Après les Freedom, les LCS Independence de l’US Navy font face à d’importantes défaillances

Plus le temps passe, et plus le programme Littoral Combat Ship de l’US Navy, sensé préfigurer les évolutions du combat naval littoral, semble rejoindre la longue liste des impasses technologiques et opérationnelles dont le Pentagone s’est fait une spécialité ces 30 dernières années. Après avoir, en 2014, abandonné le principe de module de combat qui devait permettre aux deux classes Freedom et Independence constituant le programme de disposer d’une flexibilité opérationnelle avancée en s’équipant, selon les besoins, de capacités de lutte anti-navire, de lutte anti-sous-marine, de renseignement et guerre électronique ou de guerre des mines, l’état-major de l’US navy n’a eu de cesse que de tenter de réduire le nombre de navires devant être construits, prenant conscience que ces bâtiments ne répondaient plus aux besoins opérationnels pour faire face à des marines avancées comme la flotte chinoise, mais s’est heurtée chaque année aux sénateurs et représentants américains fermement opposés à la réduction du format initialement prévu.

En 2019, toutefois, l’US Navy parvint à limiter le nombre de navires à 52 à 38 bâtiments, 19 de chaque classe, et s’orienta vers une nouvelle stratégie, en équipant 15 navires de chaque classe d’un module spécifique de guerre des mines ou de lutte anti-sous-marine, les autres bâtiments étant réservés à des fins de test et de formation. Dans le même temps, l’Amiral Gilday, Chef d’état-major de l’US Navy, décida de renforcer les capacités opérationnelles et défensives de ces navires, notamment en les dotant de missiles anti-navires NSM. Pour autant, ce n’était pas la fin des péripéties pour ce programme. En effet, à cette même date, apparurent de sérieux problèmes quant au système propulsif employé par les LCS de la classe Freedom, entrainant des défaillances en cascade dès lors que les navires étaient déployés, amenant l’US Navy à demander le retrait du service actif de 9 des 15 LCS classe Freedom déjà produites en 2023, le remplacement du système propulsif étant jugé trop onéreux pour ces navires déjà construits, alors que le module de lutte anti-sous-marine qui devait également équiper les navires était lui aussi abandonné.

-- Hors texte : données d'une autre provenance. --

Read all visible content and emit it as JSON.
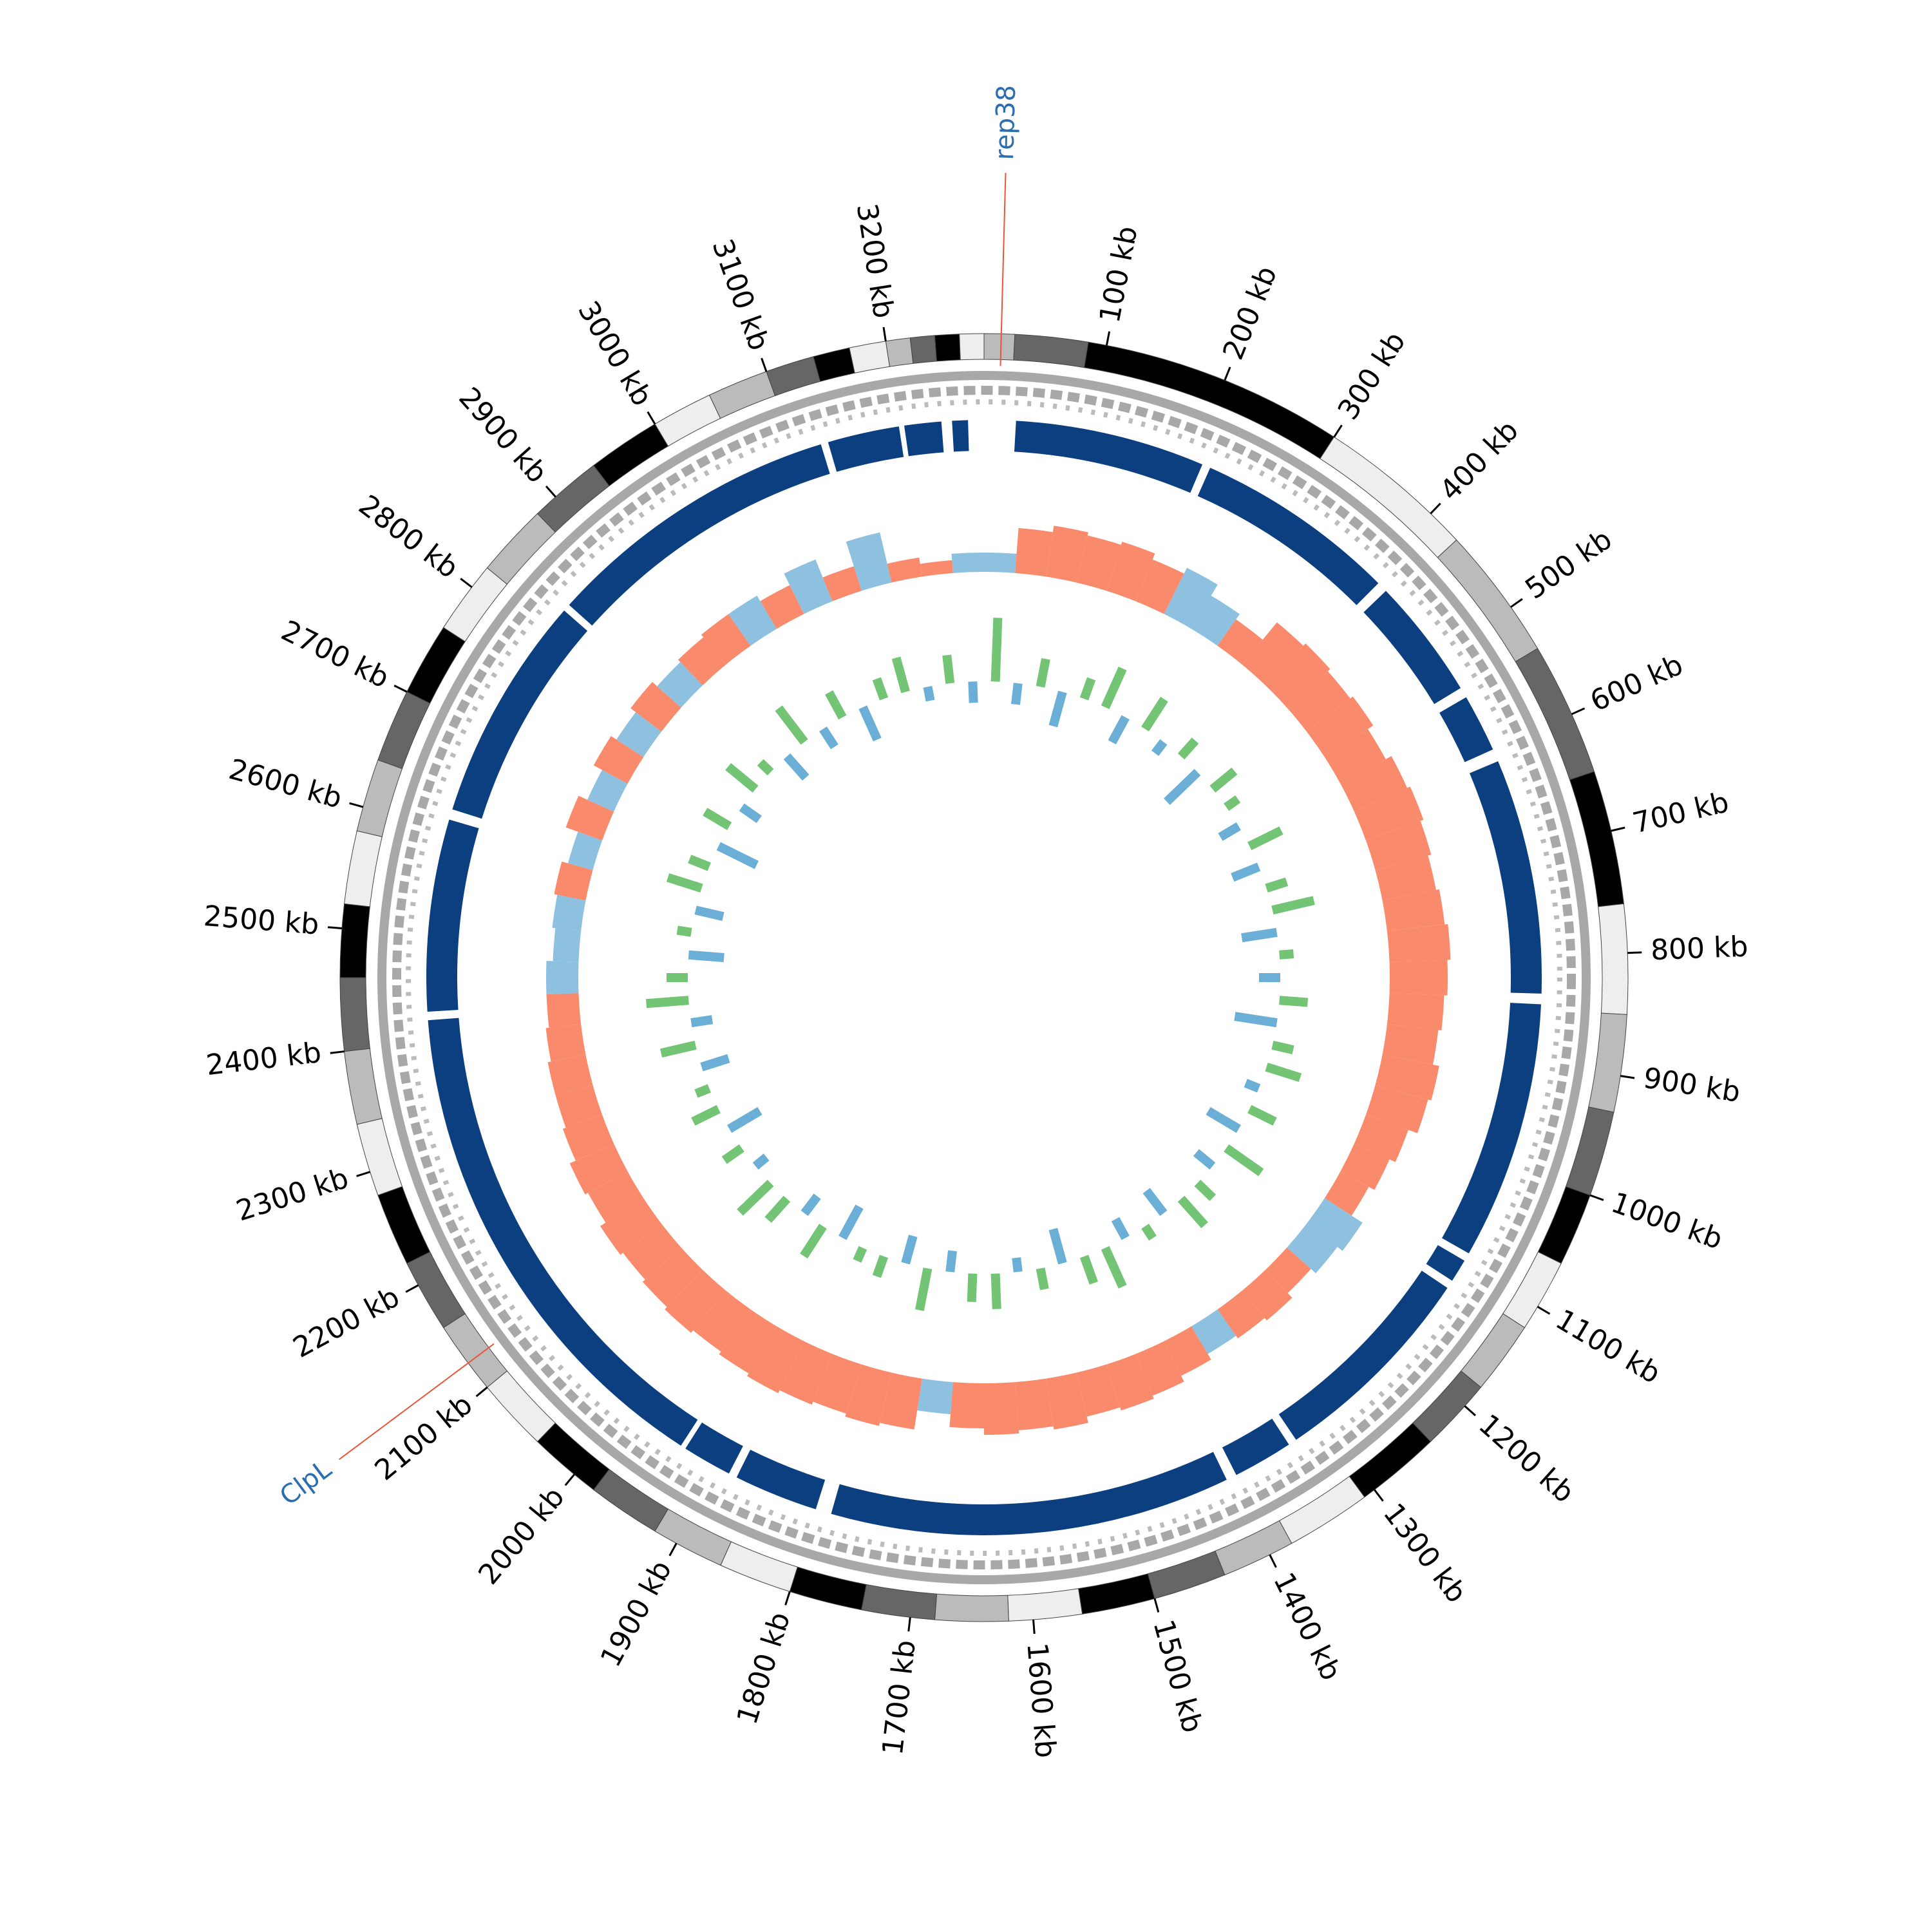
{
  "chart_data": {
    "type": "circos",
    "xlim": [
      0,
      3280
    ],
    "xticks": [
      {
        "value": 100,
        "label": "100 kb"
      },
      {
        "value": 200,
        "label": "200 kb"
      },
      {
        "value": 300,
        "label": "300 kb"
      },
      {
        "value": 400,
        "label": "400 kb"
      },
      {
        "value": 500,
        "label": "500 kb"
      },
      {
        "value": 600,
        "label": "600 kb"
      },
      {
        "value": 700,
        "label": "700 kb"
      },
      {
        "value": 800,
        "label": "800 kb"
      },
      {
        "value": 900,
        "label": "900 kb"
      },
      {
        "value": 1000,
        "label": "1000 kb"
      },
      {
        "value": 1100,
        "label": "1100 kb"
      },
      {
        "value": 1200,
        "label": "1200 kb"
      },
      {
        "value": 1300,
        "label": "1300 kb"
      },
      {
        "value": 1400,
        "label": "1400 kb"
      },
      {
        "value": 1500,
        "label": "1500 kb"
      },
      {
        "value": 1600,
        "label": "1600 kb"
      },
      {
        "value": 1700,
        "label": "1700 kb"
      },
      {
        "value": 1800,
        "label": "1800 kb"
      },
      {
        "value": 1900,
        "label": "1900 kb"
      },
      {
        "value": 2000,
        "label": "2000 kb"
      },
      {
        "value": 2100,
        "label": "2100 kb"
      },
      {
        "value": 2200,
        "label": "2200 kb"
      },
      {
        "value": 2300,
        "label": "2300 kb"
      },
      {
        "value": 2400,
        "label": "2400 kb"
      },
      {
        "value": 2500,
        "label": "2500 kb"
      },
      {
        "value": 2600,
        "label": "2600 kb"
      },
      {
        "value": 2700,
        "label": "2700 kb"
      },
      {
        "value": 2800,
        "label": "2800 kb"
      },
      {
        "value": 2900,
        "label": "2900 kb"
      },
      {
        "value": 3000,
        "label": "3000 kb"
      },
      {
        "value": 3100,
        "label": "3100 kb"
      },
      {
        "value": 3200,
        "label": "3200 kb"
      }
    ],
    "annotations": [
      {
        "label": "rep38",
        "position": 14,
        "color": "#2a6db0",
        "line_color": "#e8553a"
      },
      {
        "label": "ClpL",
        "position": 2125,
        "color": "#2a6db0",
        "line_color": "#e8553a"
      }
    ],
    "band_edges": [
      0,
      25,
      85,
      300,
      430,
      540,
      650,
      760,
      850,
      930,
      1000,
      1060,
      1120,
      1180,
      1240,
      1310,
      1380,
      1440,
      1500,
      1560,
      1620,
      1680,
      1740,
      1800,
      1860,
      1920,
      1980,
      2040,
      2100,
      2160,
      2220,
      2280,
      2340,
      2400,
      2460,
      2520,
      2580,
      2640,
      2700,
      2760,
      2820,
      2880,
      2940,
      3000,
      3050,
      3100,
      3140,
      3170,
      3200,
      3220,
      3240,
      3260,
      3280
    ],
    "band_colors": [
      "#bbbbbb",
      "#666666",
      "#000000",
      "#eeeeee"
    ],
    "blocks": [
      [
        30,
        210
      ],
      [
        218,
        410
      ],
      [
        420,
        535
      ],
      [
        545,
        600
      ],
      [
        612,
        835
      ],
      [
        845,
        1090
      ],
      [
        1098,
        1120
      ],
      [
        1128,
        1330
      ],
      [
        1338,
        1395
      ],
      [
        1405,
        1785
      ],
      [
        1800,
        1880
      ],
      [
        1888,
        1935
      ],
      [
        1940,
        2420
      ],
      [
        2428,
        2610
      ],
      [
        2620,
        2835
      ],
      [
        2842,
        3125
      ],
      [
        3132,
        3200
      ],
      [
        3205,
        3240
      ],
      [
        3250,
        3265
      ]
    ],
    "block_color": "#0b3f80",
    "skew": {
      "bin_size": 40,
      "ylim": [
        -1,
        1
      ],
      "pos_color": "#f98a6b",
      "neg_color": "#8ec1e0",
      "values": [
        -0.3,
        0.7,
        0.8,
        0.75,
        0.8,
        0.7,
        -0.8,
        -0.6,
        0.5,
        0.85,
        0.9,
        0.85,
        0.9,
        0.8,
        0.9,
        0.95,
        0.9,
        0.85,
        0.9,
        0.95,
        0.9,
        0.85,
        0.8,
        0.9,
        0.85,
        0.7,
        0.6,
        0.5,
        -0.7,
        -0.6,
        0.5,
        0.6,
        0.55,
        -0.5,
        0.6,
        0.7,
        0.75,
        0.7,
        0.8,
        0.75,
        0.8,
        0.7,
        -0.5,
        0.8,
        0.85,
        0.8,
        0.85,
        0.9,
        0.85,
        0.8,
        0.85,
        0.8,
        0.75,
        0.8,
        0.7,
        0.75,
        0.65,
        0.6,
        0.6,
        0.55,
        0.5,
        -0.5,
        -0.4,
        -0.45,
        0.5,
        -0.4,
        0.6,
        -0.45,
        0.6,
        -0.5,
        0.6,
        -0.5,
        0.55,
        0.6,
        -0.6,
        0.5,
        -0.7,
        0.4,
        -0.8,
        0.3,
        0.2,
        -0.3
      ]
    },
    "gc": {
      "bin_size": 40,
      "ylim": [
        -1,
        1
      ],
      "pos_color": "#74c476",
      "neg_color": "#6baed6",
      "values": [
        0.9,
        -0.3,
        0.4,
        -0.5,
        0.3,
        0.6,
        -0.4,
        0.5,
        -0.2,
        0.3,
        -0.6,
        0.4,
        0.2,
        -0.3,
        0.5,
        -0.4,
        0.3,
        0.6,
        -0.5,
        0.2,
        -0.3,
        0.4,
        -0.6,
        0.3,
        0.5,
        -0.2,
        0.4,
        -0.5,
        0.6,
        -0.3,
        0.3,
        0.5,
        -0.4,
        0.2,
        -0.3,
        0.6,
        0.4,
        -0.5,
        0.3,
        -0.2,
        0.5,
        0.4,
        -0.3,
        0.6,
        -0.4,
        0.3,
        0.2,
        -0.5,
        0.5,
        -0.3,
        0.4,
        0.6,
        -0.2,
        0.3,
        -0.5,
        0.4,
        0.2,
        -0.4,
        0.5,
        -0.3,
        0.6,
        0.3,
        -0.5,
        0.2,
        -0.4,
        0.5,
        0.3,
        -0.6,
        0.4,
        -0.3,
        0.5,
        0.2,
        -0.4,
        0.6,
        -0.3,
        0.4,
        -0.5,
        0.3,
        0.5,
        -0.2,
        0.4,
        -0.3
      ]
    }
  }
}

Faisant face à d’importants problèmes de son système propulsif de type Pump-jet, l’US Navy veut retirer du service 9 de ses LCS classe Freedom en 2023

Dans ce contexte, les révélations faites suite à une investigation menée par le site américain NavyTime ne feraient pas mentir la fameuse loi de Murphy. Selon celles-ci, c’est désormais la seconde classe du programme, la classe Independence, qui fait face à de sérieux problèmes. En effet, des défaillances structurelles ayant entrainé l’apparition de cricks ont obligé l’US Navy à interdire à ces navires de prendre la mer au delà d’une mer 4, c’est à dire avec des creux au delà de 2,5 mètres, et de ne pas dépasser la vitesse de 15 noeuds, alors même que les LCS misaient une grande partie de leur plus-value opérationnelle précisément sur des vitesses élevées, entre 35 et 40 noeuds. Des cricks majeurs ont ainsi été observés sur 6 des 10 premières LCS classe Independence en service, ce qui nécessitera, selon les experts interrogés par le site américain, d’importants travaux de consolidation pouvant immobiliser les navires sur de longue période, et surtout les alourdir au point d’en modifier les qualités nautiques et donc la vitesse potentielle.